Il se souvient notamment d’un paysage en pleine mutation : « Il y avait trois choses qui se passaient à ce moment-là : la fin de la Britpop, le nu-metal en Amérique, et puis la nouvelle chose excitante c'était The Strokes, The White Stripes, ce truc rock 'n' roll rétro. »
À cette époque, Muse ne s’inscrivait clairement dans aucune de ces tendances dominantes. Un positionnement qui aurait pu être un désavantage, mais qui s’est finalement transformé en atout majeur pour leur carrière. Bellamy le reconnaît aujourd’hui sans hésiter : « On ne collait avec aucune de ces choses – et ça, avec du recul, c'était vraiment une bénédiction. »
Cette posture en marge des modes a façonné l’identité du groupe et explique, selon lui, sa longévité exceptionnelle. Pour le chanteur, cette indépendance artistique est même la clé de leur survie dans un paysage musical en constante évolution : « Le fait qu'on ait réussi à trouver un public sans faire partie d'une tendance, c'est incroyable, et je pense que c'est pour ça qu'on est encore là. On est la définition de l'alternatif. »
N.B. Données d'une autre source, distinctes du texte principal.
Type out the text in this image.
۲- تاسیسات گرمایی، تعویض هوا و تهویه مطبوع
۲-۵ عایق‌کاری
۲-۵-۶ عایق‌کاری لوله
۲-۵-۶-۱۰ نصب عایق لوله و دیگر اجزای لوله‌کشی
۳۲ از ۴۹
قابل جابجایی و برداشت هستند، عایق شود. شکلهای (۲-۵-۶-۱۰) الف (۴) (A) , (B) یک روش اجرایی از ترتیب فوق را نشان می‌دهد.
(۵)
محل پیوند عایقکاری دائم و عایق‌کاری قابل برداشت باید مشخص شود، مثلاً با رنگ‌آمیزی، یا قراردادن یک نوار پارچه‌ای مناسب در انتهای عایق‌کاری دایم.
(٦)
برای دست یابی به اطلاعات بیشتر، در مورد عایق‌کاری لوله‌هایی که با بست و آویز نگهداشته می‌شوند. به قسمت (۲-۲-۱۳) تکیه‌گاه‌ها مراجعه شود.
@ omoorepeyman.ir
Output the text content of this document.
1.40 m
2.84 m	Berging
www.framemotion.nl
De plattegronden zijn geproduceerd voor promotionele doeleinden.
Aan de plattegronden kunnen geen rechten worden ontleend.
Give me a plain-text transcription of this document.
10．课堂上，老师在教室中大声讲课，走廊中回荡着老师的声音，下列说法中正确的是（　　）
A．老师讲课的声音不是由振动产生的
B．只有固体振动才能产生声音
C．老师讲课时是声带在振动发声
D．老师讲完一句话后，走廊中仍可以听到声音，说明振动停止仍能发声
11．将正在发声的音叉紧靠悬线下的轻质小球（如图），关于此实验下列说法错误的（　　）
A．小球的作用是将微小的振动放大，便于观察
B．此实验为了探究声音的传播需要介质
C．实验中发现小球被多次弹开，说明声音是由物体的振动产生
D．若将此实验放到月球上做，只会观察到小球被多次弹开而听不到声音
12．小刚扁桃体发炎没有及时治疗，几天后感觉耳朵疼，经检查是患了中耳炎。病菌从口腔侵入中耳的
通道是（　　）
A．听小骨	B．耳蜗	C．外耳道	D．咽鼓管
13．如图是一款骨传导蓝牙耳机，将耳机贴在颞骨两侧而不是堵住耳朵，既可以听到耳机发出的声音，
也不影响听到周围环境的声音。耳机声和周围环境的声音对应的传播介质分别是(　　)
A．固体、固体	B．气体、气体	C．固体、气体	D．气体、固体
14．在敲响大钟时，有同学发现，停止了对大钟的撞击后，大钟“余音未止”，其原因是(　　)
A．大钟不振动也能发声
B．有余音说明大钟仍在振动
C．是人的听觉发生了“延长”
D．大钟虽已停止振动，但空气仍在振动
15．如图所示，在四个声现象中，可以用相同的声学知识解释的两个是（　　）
Une vision qui contraste avec celle de nombreux groupes de la même époque, souvent portés par une vague précise avant de disparaître lorsque celle-ci s’essoufflait. Bellamy résume cette différence avec franchise : « On n'a jamais été assez à la mode pour que quand les projecteurs se détournent de vous, vous soyez juste finis. »
Avec le recul, cette position d’outsider apparaît donc comme l’un des facteurs clés de la longévité de Muse, un groupe qui a su traverser les époques sans jamais vraiment entrer dans une case.